I was up quite late the other night realizing that my idea for a paper
was just not going to work, when I noticed that it was raining outside.
That
made me happy because I had not watered the garden outside in a few
days.
After another half an hour of insomnia, I noticed that the garden
outside my house would provide a perfect example of how different
replicators can compete and interact with one another. I covered this
subject in a more broad and general sense in my essay Fidelity,
Fecundity, and
Longevity, but now I would like to give a more direct example.
First off, we can start with purely genetic competition. There are
several plants that are growing in the small garden. Among those plants
there are tomato plants, lettuce, cucumber, and a whole mess of weeds.
Although the tomato, lettuce, and cucumber plants are grown to
purposely prevent competition amongst themselves, the weeds that have
invaded the garden are competing with the other plants for the
available resources that both organisms require. Each plant is
inhabited by "selfish genes" that have evolved with the effect of
promoting their own self replication. In this light, we can view the
genes of each plant in a genetic arms race against the genes of each
other plant. Further than that, each gene in all of the plants is
competing for territory inside the plants genome. So we have genetic
arms races on multiple levels.
This, of course, is not unusual. Genetic arms races on these levels
have been happening for millions of years. There is also another end to
the mix, however. For there are memes that are also involved in this
garden, and are exerting their effects phenotypically. For starters,
the overall structure of the garden itself is the result of memetic
replicators.
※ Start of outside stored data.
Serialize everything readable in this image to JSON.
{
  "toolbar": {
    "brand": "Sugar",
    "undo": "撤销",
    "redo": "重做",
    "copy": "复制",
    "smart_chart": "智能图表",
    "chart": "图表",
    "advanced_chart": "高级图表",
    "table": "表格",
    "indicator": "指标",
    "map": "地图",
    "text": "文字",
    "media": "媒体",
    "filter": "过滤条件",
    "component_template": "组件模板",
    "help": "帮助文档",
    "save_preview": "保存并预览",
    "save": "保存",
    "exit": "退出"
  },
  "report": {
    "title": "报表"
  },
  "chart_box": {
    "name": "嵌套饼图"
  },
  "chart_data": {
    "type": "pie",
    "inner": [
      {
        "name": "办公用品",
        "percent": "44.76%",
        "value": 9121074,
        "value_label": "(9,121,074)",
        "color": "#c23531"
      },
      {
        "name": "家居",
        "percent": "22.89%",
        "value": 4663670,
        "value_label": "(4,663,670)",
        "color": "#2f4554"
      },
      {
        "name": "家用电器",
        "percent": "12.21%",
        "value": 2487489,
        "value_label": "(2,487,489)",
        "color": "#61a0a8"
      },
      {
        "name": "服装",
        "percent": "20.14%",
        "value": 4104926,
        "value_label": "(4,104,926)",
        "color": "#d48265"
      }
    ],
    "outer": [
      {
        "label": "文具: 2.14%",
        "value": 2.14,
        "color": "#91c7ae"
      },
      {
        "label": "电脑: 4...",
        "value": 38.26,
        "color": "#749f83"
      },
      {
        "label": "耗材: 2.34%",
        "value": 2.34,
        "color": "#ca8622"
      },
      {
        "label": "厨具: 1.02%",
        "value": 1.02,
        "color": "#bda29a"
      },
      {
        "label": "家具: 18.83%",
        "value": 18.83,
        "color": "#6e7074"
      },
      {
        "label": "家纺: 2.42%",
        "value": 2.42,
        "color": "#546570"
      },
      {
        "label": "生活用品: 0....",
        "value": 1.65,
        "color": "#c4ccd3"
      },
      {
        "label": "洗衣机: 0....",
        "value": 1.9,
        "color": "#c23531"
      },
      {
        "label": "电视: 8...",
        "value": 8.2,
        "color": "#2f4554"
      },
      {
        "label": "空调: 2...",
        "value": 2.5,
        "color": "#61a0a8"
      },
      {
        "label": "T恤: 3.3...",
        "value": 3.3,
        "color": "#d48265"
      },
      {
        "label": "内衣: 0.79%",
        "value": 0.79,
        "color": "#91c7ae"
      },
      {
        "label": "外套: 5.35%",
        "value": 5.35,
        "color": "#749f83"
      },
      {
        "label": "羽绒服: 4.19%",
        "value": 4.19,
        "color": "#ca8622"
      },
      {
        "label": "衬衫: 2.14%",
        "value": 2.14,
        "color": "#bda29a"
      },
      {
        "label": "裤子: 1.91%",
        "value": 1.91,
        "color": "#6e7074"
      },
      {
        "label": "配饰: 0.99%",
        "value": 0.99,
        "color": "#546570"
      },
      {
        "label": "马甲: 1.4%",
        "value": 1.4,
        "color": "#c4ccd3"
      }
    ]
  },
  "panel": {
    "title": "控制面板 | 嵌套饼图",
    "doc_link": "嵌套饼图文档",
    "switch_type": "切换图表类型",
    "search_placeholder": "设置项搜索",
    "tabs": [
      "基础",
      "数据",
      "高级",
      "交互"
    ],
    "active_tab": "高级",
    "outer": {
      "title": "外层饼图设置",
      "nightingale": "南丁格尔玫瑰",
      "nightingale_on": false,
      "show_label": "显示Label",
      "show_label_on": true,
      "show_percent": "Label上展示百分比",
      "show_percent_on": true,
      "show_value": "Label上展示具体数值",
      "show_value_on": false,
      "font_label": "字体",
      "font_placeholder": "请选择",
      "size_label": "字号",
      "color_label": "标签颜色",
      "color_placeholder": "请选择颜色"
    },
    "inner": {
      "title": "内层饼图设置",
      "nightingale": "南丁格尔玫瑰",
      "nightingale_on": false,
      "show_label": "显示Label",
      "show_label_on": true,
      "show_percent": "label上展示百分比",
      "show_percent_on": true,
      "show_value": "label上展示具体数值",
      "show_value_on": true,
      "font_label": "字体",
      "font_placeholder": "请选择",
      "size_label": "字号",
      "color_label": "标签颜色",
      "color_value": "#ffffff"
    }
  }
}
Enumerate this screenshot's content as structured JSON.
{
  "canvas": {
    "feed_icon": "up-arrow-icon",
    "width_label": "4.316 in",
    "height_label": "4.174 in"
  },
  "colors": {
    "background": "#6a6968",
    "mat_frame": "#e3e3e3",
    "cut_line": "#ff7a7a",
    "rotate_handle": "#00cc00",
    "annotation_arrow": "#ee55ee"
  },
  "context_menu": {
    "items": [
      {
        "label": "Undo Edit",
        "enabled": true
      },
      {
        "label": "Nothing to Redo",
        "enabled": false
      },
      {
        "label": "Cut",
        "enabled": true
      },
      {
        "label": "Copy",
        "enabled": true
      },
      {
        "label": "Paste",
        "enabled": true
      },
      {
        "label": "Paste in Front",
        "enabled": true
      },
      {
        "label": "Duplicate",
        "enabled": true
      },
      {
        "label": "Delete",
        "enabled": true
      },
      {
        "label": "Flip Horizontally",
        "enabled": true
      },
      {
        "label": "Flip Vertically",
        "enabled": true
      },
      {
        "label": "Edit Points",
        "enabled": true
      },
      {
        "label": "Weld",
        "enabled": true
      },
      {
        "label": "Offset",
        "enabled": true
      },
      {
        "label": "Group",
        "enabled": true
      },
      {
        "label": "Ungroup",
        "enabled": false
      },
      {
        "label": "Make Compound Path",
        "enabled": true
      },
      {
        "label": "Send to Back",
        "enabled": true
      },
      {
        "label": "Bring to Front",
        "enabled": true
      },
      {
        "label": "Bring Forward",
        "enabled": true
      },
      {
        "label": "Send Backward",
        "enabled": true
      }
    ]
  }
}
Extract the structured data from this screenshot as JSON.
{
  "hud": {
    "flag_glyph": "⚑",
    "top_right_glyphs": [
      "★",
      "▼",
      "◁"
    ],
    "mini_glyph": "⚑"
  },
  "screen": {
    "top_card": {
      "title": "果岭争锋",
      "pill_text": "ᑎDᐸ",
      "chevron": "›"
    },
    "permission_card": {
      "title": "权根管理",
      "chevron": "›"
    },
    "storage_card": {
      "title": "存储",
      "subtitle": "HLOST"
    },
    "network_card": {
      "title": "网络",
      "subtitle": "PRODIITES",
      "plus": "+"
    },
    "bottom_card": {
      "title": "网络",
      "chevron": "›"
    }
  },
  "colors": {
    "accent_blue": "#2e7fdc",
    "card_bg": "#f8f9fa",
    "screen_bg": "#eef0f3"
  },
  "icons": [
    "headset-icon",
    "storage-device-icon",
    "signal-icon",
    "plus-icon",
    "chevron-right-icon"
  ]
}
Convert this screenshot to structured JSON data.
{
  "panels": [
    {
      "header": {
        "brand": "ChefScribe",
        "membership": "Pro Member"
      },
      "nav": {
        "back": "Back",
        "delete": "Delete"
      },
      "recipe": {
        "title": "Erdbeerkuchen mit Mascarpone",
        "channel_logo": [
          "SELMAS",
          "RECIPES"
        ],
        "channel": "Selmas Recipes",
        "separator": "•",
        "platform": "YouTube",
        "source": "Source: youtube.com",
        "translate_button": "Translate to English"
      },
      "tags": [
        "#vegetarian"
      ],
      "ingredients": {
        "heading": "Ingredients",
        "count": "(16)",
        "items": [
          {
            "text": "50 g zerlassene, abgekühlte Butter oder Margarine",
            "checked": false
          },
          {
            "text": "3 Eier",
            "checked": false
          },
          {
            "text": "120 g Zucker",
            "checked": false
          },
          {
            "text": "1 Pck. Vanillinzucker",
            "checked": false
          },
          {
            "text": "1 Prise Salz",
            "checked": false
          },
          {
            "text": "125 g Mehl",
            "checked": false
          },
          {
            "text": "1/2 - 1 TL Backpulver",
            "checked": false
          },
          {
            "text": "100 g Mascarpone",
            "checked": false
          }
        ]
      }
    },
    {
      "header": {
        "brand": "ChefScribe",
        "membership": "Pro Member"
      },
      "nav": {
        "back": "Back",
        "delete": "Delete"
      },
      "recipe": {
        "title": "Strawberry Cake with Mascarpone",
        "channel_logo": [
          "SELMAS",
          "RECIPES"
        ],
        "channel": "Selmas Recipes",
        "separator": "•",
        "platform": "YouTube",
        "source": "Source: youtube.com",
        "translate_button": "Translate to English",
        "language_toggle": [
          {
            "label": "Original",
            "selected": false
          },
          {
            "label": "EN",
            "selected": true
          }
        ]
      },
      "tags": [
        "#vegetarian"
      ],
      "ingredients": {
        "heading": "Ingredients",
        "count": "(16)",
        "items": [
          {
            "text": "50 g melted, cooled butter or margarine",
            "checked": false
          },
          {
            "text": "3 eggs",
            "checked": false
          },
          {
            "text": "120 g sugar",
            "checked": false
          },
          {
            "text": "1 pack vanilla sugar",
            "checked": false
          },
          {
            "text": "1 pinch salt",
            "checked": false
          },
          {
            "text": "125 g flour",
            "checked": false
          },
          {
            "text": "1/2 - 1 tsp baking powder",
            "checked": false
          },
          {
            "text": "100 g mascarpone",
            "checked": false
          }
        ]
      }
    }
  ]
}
The instructions for the spacing of each plant, and the
general area that the plants occupy, are both the results of memetic
instructions that have been selected presumably by the phenotype that
is the size and food yield of each individual plant. In this way we can
also recognize that the size of, say, a plant of lettuce might be
partly a phenotype of memes. Memetic instructions influence the spacing
of the plants, so the plants may grow taller in return.
Memetic instructions also are in competitions with genetic instructions
in the weeds. The meme that promotes the act of removing weeds for a
garden will compete with genes that promote the growth of weeds. That
is three levels of competition so far; genes in one plant may compete
with genes in another plant, genes in a single plant may compete with
each other, and memes from outside of the garden may compete with genes
inside of the garden, all of these replicators combined will go into
producing the resulting phenotype of the garden.
But wait, what about competing memes? Memes that promote the act of
weeding the garden do not stand alone, but are also in competition with
other memes, such as those memes that promote the act of reading a good
book, or writing frantically about the mind boggling peculiarities of
theoretical biology. So we have another level of competition, memes
that are competing against other memes. All of this competition can be
found in a simple thing such as a home garden. Additional competing
replicators might include genes located in birds or raccoons, or memes
that promote weed killer products, and instructions for the weed killer
products themselves. The competitions between replicators going on
around us are truly amazing, and so mind boggling that I am left almost
sure that I have left something out.